Using the medial humeral approach, the radialis, medianus, and ulnaris nerves were readily identified in the proximal and mid-humerus areas. The musculocutaneous nerve was not clearly visualized, since it was thin and located close to the biceps brachialis muscle. In all rabbits, the ulnaris nerve was consistently the largest nerve structure in this area. The same finding has been reported in dogs and cats2,6. In this approach, recently some researchers have been studying the ultrasound guided mid-humeral block of the radial, ulnar, median and musculocutaneous nerves (RUMM block) in dogs with success in orthopedic surgery15.
The radialis nerve was observed as a cluster of very small nerve components in both the anatomic and ultrasound studies of our rabbits. The superficial branch of the radialis nerve was easily seen on the lateral aspect of the distal cranial humerus.
Adequate positioning of the rabbits was essential for US evaluation of the different branches of the brachial plexus. In the in vivo ultrasonographic study, sedation was useful for retracting the shoulder and keeping the contralateral limb abducted and pulled caudally. In all cases, scans were carried out using a simple linear frequency transducer. The main limitation of this study was that due to the small size of the animals, the area to be scanned was small in comparison to the size of the transducer. As a result, longitudinal images of the nerves could not be obtained in any rabbit.

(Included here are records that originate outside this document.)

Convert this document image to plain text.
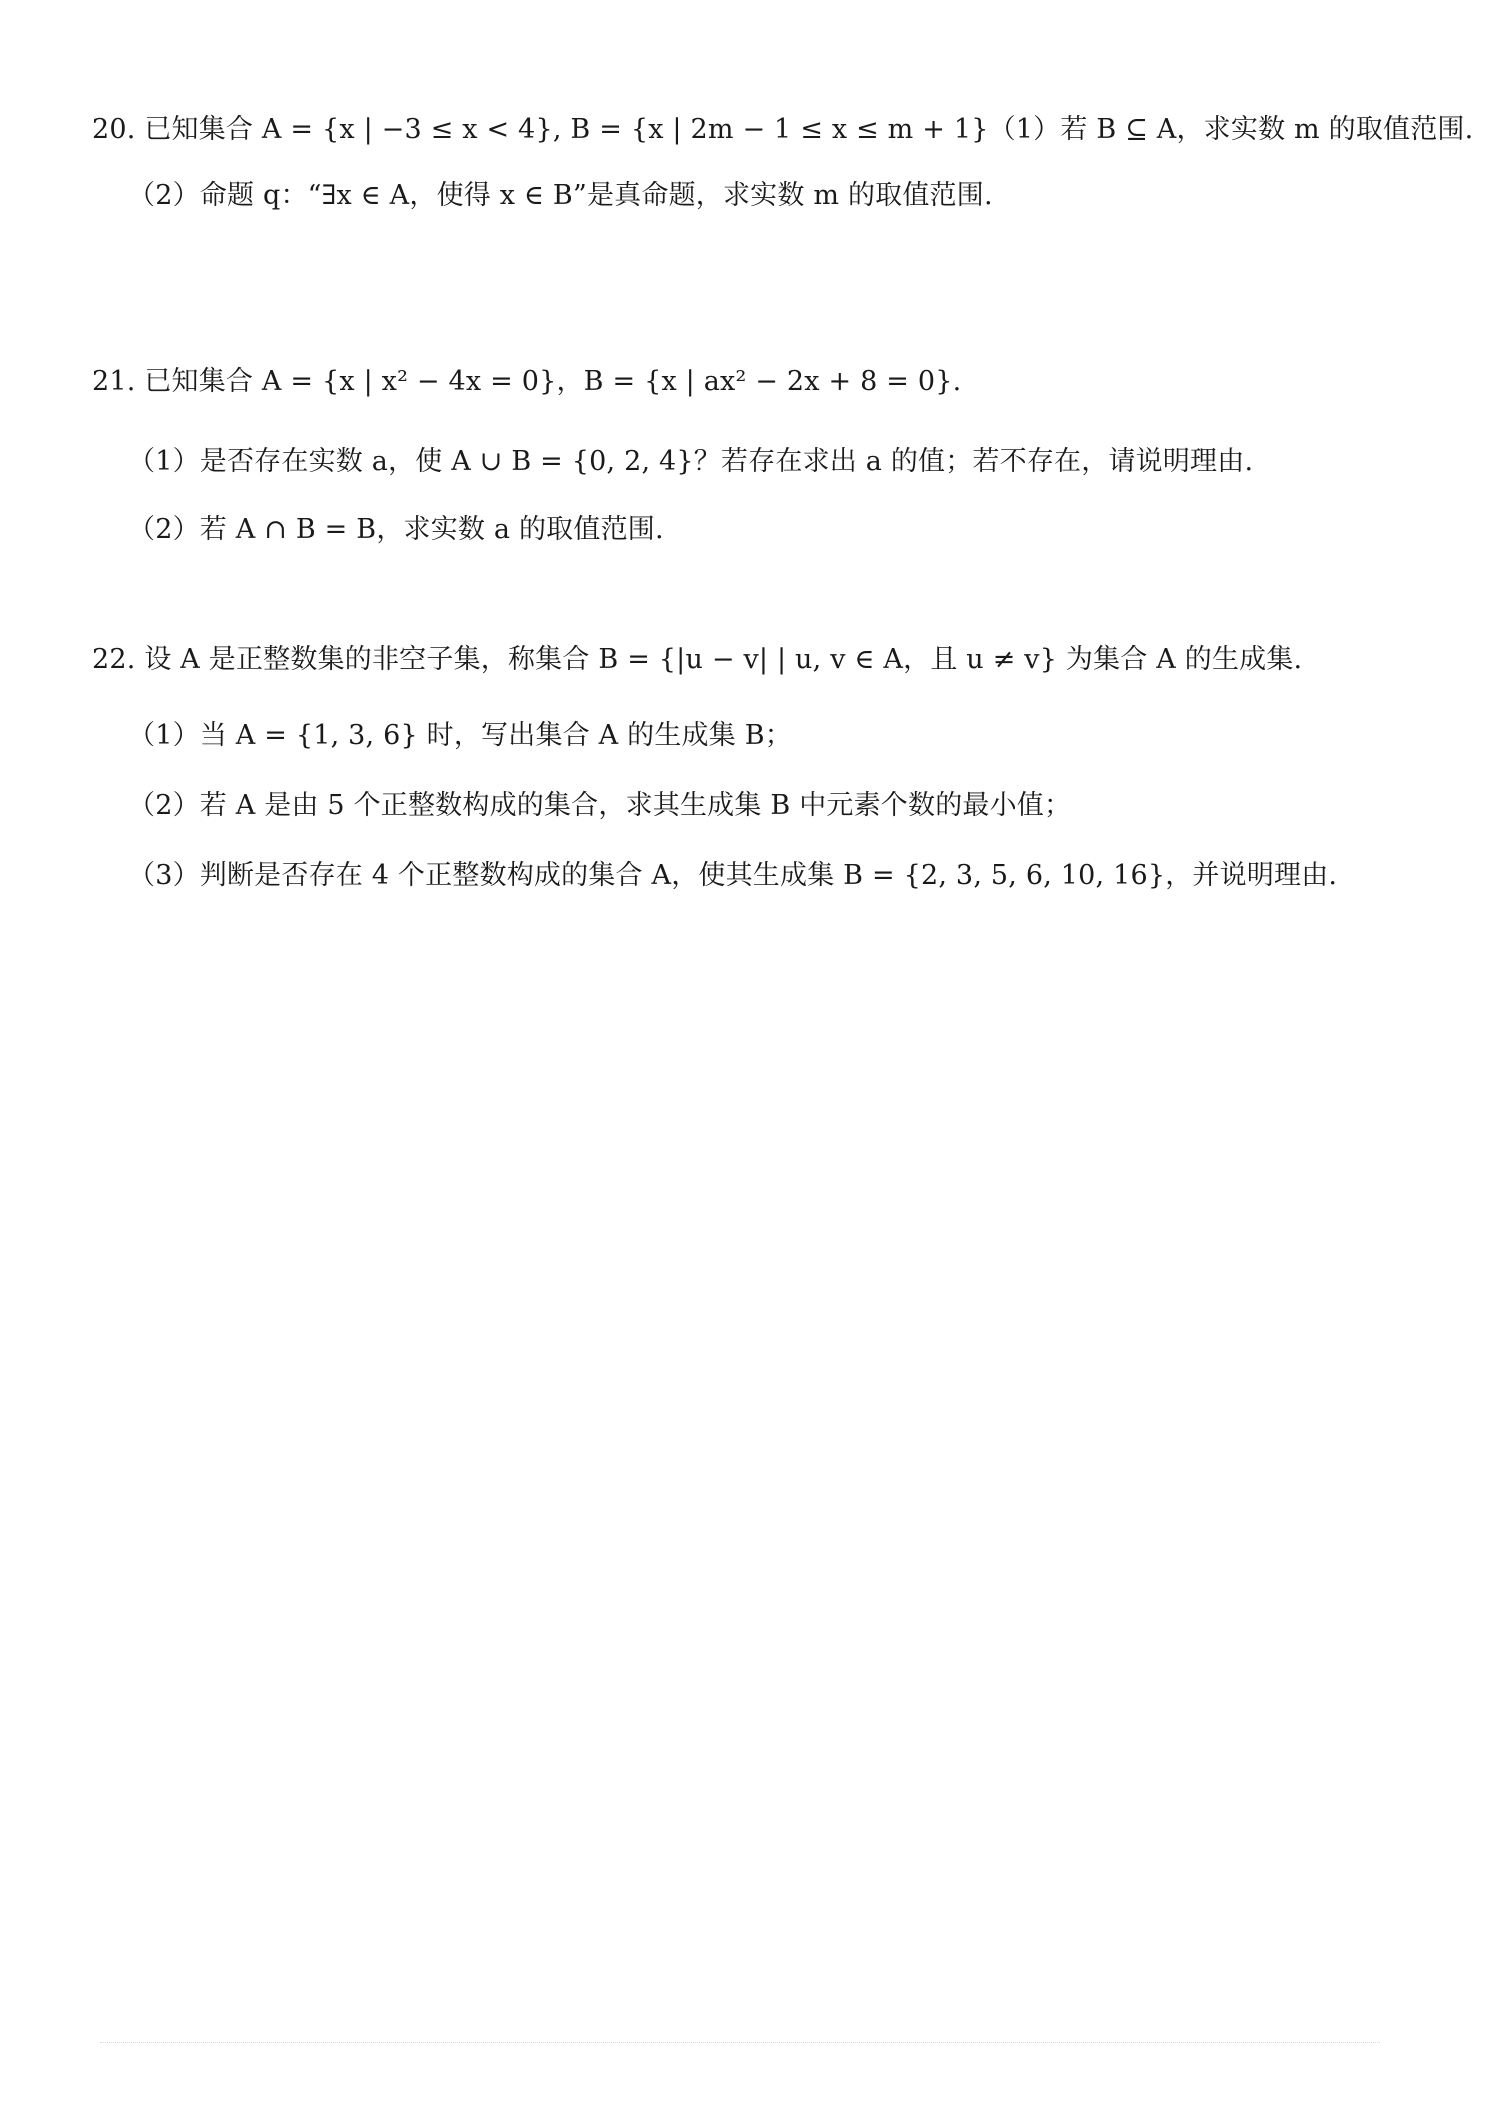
20. 已知集合 A = {x | −3 ≤ x < 4}, B = {x | 2m − 1 ≤ x ≤ m + 1}（1）若 B ⊆ A，求实数 m 的取值范围.
（2）命题 q：“∃x ∈ A，使得 x ∈ B”是真命题，求实数 m 的取值范围.
21. 已知集合 A = {x | x² − 4x = 0}，B = {x | ax² − 2x + 8 = 0}.
（1）是否存在实数 a，使 A ∪ B = {0, 2, 4}？若存在求出 a 的值；若不存在，请说明理由.
（2）若 A ∩ B = B，求实数 a 的取值范围.
22. 设 A 是正整数集的非空子集，称集合 B = {|u − v| | u, v ∈ A，且 u ≠ v} 为集合 A 的生成集.
（1）当 A = {1, 3, 6} 时，写出集合 A 的生成集 B；
（2）若 A 是由 5 个正整数构成的集合，求其生成集 B 中元素个数的最小值；
（3）判断是否存在 4 个正整数构成的集合 A，使其生成集 B = {2, 3, 5, 6, 10, 16}，并说明理由.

To perform locoregional ultrasound-guided brachial plexus block, a key requirement for success is to ensure optimum distribution of local anesthetic in close proximity to the nerve roots and/or major nerves16,17. This goal can be more effectively achieved by using sonographic visualization rather than being performed blindly. Furthermore, a recent study performed with rabbits showed that this combination of techniques enables successful nerve block in a short time8. In our study, we reproduce the technique with ease successfully in all the animals tested.

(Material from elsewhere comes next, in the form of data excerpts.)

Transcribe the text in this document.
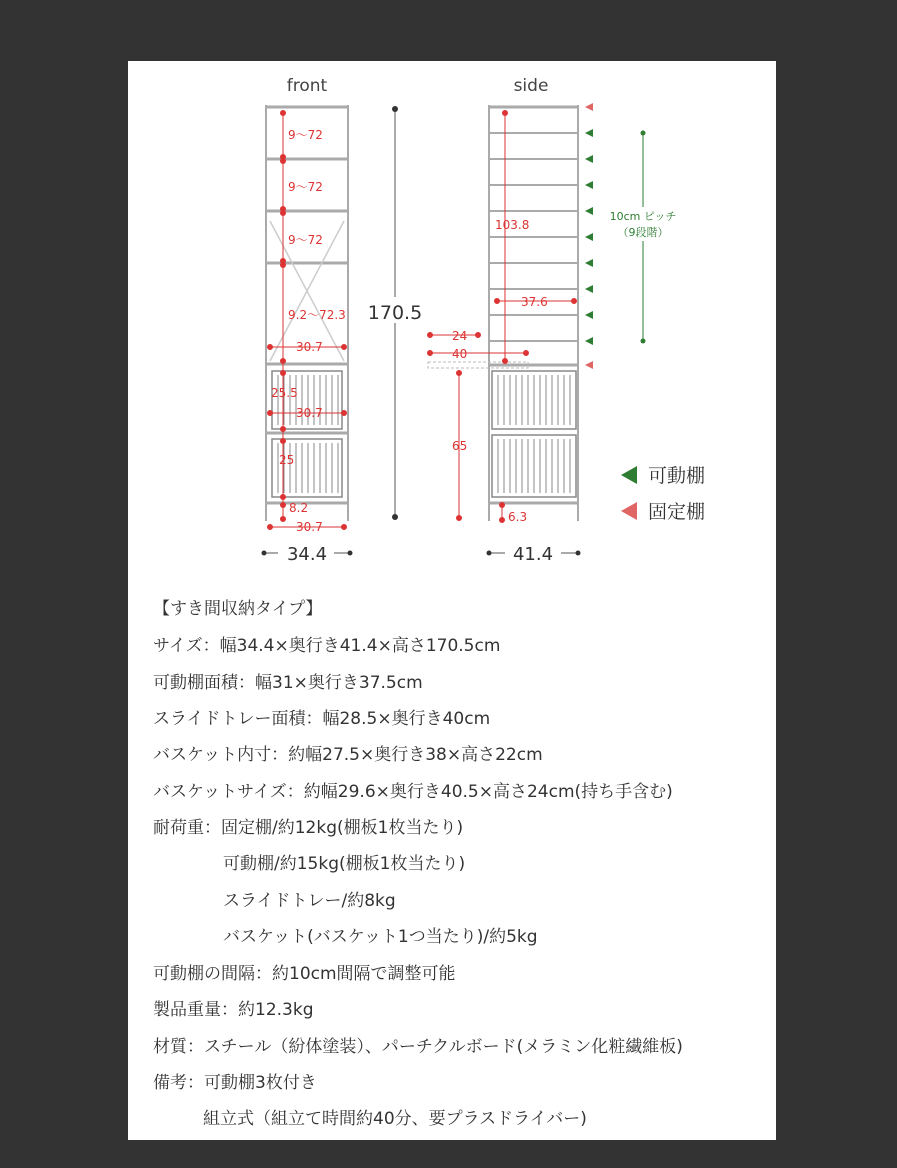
front
9～72
9～72
9～72
9.2～72.3
30.7
25.5
30.7
25
8.2
30.7
170.5
34.4
side
103.8
37.6
24
40
65
6.3
10cm ピッチ
（9段階）
41.4
可動棚
固定棚
【すき間収納タイプ】
サイズ：幅34.4×奥行き41.4×高さ170.5cm
可動棚面積：幅31×奥行き37.5cm
スライドトレー面積：幅28.5×奥行き40cm
バスケット内寸：約幅27.5×奥行き38×高さ22cm
バスケットサイズ：約幅29.6×奥行き40.5×高さ24cm(持ち手含む)
耐荷重：固定棚/約12kg(棚板1枚当たり)
可動棚/約15kg(棚板1枚当たり)
スライドトレー/約8kg
バスケット(バスケット1つ当たり)/約5kg
可動棚の間隔：約10cm間隔で調整可能
製品重量：約12.3kg
材質：スチール（紛体塗装）、パーチクルボード(メラミン化粧繊維板)
備考：可動棚3枚付き
組立式（組立て時間約40分、要プラスドライバー)
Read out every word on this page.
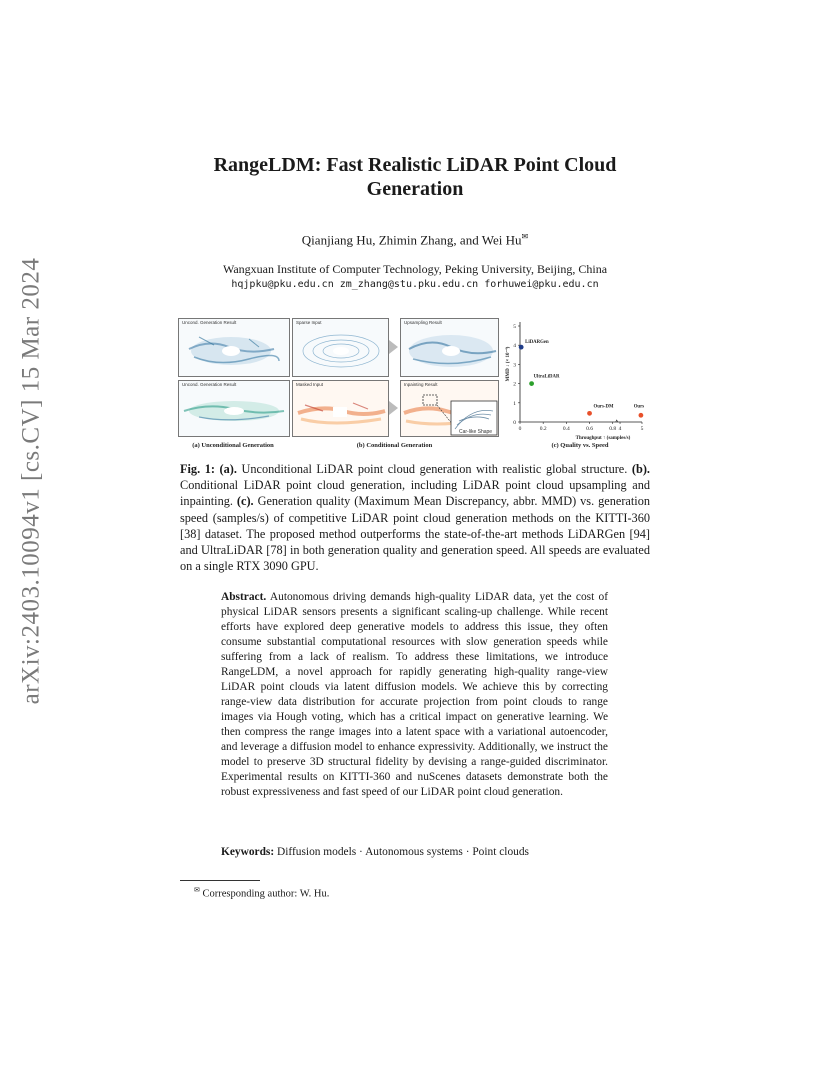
arXiv:2403.10094v1 [cs.CV] 15 Mar 2024
RangeLDM: Fast Realistic LiDAR Point Cloud
Generation
Qianjiang Hu, Zhimin Zhang, and Wei Hu✉
Wangxuan Institute of Computer Technology, Peking University, Beijing, China
hqjpku@pku.edu.cn zm_zhang@stu.pku.edu.cn forhuwei@pku.edu.cn
Uncond. Generation Result
Uncond. Generation Result
(a) Unconditional Generation
Sparse Input	Upsampling Result
Masked Input	Inpainting Result
Car-like Shape
(b) Conditional Generation
0	0.2	0.4	0.6	0.8 4	5
0
1
2
3
4
5
Throughput ↑ (samples/s)
MMD ↓ (× 10⁻⁴)
LiDARGen
UltraLiDAR
Ours-DM	Ours
(c) Quality vs. Speed
Fig. 1: (a). Unconditional LiDAR point cloud generation with realistic global structure. (b). Conditional LiDAR point cloud generation, including LiDAR point cloud upsampling and inpainting. (c). Generation quality (Maximum Mean Discrepancy, abbr. MMD) vs. generation speed (samples/s) of competitive LiDAR point cloud generation methods on the KITTI-360 [38] dataset. The proposed method outperforms the state-of-the-art methods LiDARGen [94] and UltraLiDAR [78] in both generation quality and generation speed. All speeds are evaluated on a single RTX 3090 GPU.
Abstract. Autonomous driving demands high-quality LiDAR data, yet the cost of physical LiDAR sensors presents a significant scaling-up challenge. While recent efforts have explored deep generative models to address this issue, they often consume substantial computational resources with slow generation speeds while suffering from a lack of realism. To address these limitations, we introduce RangeLDM, a novel approach for rapidly generating high-quality range-view LiDAR point clouds via latent diffusion models. We achieve this by correcting range-view data distribution for accurate projection from point clouds to range images via Hough voting, which has a critical impact on generative learning. We then compress the range images into a latent space with a variational autoencoder, and leverage a diffusion model to enhance expressivity. Additionally, we instruct the model to preserve 3D structural fidelity by devising a range-guided discriminator. Experimental results on KITTI-360 and nuScenes datasets demonstrate both the robust expressiveness and fast speed of our LiDAR point cloud generation.
Keywords: Diffusion models · Autonomous systems · Point clouds
✉ Corresponding author: W. Hu.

An advantage of the ultrasound-guided block is to reduce the required volume of local anesthetic and minimize accidental vascular and intraneural puncture17,18. We observed with accuracy the deposition of the solution in the C5, C6, C7, C8 and T1 nerve roots. Therefore, one can administer the appropriate minimum quantity to soak these nerve structures. In the above study8, the researchers mentioned a reduction of 12.5 to 25% of the volume of anesthetic in some animals without reducing the duration of sensory and motor blockade. Furthermore, reducing the volume of the local anesthetic makes the procedure safer regarding poisoning, which is common in animals with small body weight.

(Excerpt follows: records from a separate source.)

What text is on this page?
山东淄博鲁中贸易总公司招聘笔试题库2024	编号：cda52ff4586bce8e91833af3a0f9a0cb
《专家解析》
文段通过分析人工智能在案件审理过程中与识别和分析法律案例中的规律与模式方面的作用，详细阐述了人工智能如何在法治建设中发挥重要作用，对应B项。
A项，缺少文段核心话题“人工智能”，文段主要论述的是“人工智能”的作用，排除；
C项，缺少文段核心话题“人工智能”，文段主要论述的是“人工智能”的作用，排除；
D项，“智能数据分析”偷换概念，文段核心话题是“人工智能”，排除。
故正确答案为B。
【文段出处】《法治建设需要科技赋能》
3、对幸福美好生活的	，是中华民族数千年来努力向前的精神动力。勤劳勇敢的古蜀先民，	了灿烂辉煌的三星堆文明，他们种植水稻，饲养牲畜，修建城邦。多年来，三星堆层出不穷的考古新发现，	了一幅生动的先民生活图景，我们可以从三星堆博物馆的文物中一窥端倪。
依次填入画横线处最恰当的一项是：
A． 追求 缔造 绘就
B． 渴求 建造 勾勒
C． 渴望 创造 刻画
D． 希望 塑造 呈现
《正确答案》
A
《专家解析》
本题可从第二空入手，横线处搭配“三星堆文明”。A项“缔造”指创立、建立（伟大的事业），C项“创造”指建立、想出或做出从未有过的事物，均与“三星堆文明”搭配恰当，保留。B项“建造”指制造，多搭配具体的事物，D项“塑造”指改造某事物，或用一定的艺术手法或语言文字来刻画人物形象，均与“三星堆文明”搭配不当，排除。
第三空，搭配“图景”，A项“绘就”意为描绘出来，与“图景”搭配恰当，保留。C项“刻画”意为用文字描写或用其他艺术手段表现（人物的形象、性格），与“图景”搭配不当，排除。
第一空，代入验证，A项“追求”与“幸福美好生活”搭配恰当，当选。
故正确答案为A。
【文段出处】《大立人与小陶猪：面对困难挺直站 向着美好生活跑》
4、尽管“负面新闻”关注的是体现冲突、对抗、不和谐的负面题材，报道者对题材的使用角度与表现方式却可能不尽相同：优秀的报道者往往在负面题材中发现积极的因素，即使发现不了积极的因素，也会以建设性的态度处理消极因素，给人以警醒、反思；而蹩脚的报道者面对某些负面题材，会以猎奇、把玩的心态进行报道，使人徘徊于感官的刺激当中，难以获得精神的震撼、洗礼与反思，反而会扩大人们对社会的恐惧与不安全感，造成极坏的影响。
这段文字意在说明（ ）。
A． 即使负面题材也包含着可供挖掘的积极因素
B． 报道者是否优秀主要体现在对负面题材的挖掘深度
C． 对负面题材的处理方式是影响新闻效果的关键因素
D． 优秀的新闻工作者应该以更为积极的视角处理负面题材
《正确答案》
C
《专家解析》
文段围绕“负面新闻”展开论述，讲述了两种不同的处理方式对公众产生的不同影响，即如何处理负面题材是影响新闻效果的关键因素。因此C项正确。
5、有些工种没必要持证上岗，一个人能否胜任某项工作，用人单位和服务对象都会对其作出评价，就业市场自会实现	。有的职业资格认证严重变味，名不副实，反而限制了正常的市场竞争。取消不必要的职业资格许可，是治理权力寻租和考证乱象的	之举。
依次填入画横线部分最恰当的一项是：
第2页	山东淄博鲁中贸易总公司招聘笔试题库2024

In summary, ultrasound-guided axillary brachial plexus block is not a difficult procedure in rabbits and in humans. Nevertheless, without detailed knowledge of the anatomy of the brachial plexus and the most common anatomical variants, the use of ultrasonography does not always facilitate efficient anesthesia4. Thus, due to the advantages and similarities aforementioned, the rabbit can serve as an experimental model and reduce the learning curve of the anesthesiologist professional.
Conclusions
This study reports an update of macroscopic and sonographic anatomy of the brachial plexus of the domestic rabbit, showing some morphological variations among animals, however with low prevalence. Moreover, from anatomical sonographic landmarks previously described, we showed complete reproducibility of the axillary ultrasound-guided brachial plexus block with a simple resolution device and small doses of anesthetics required.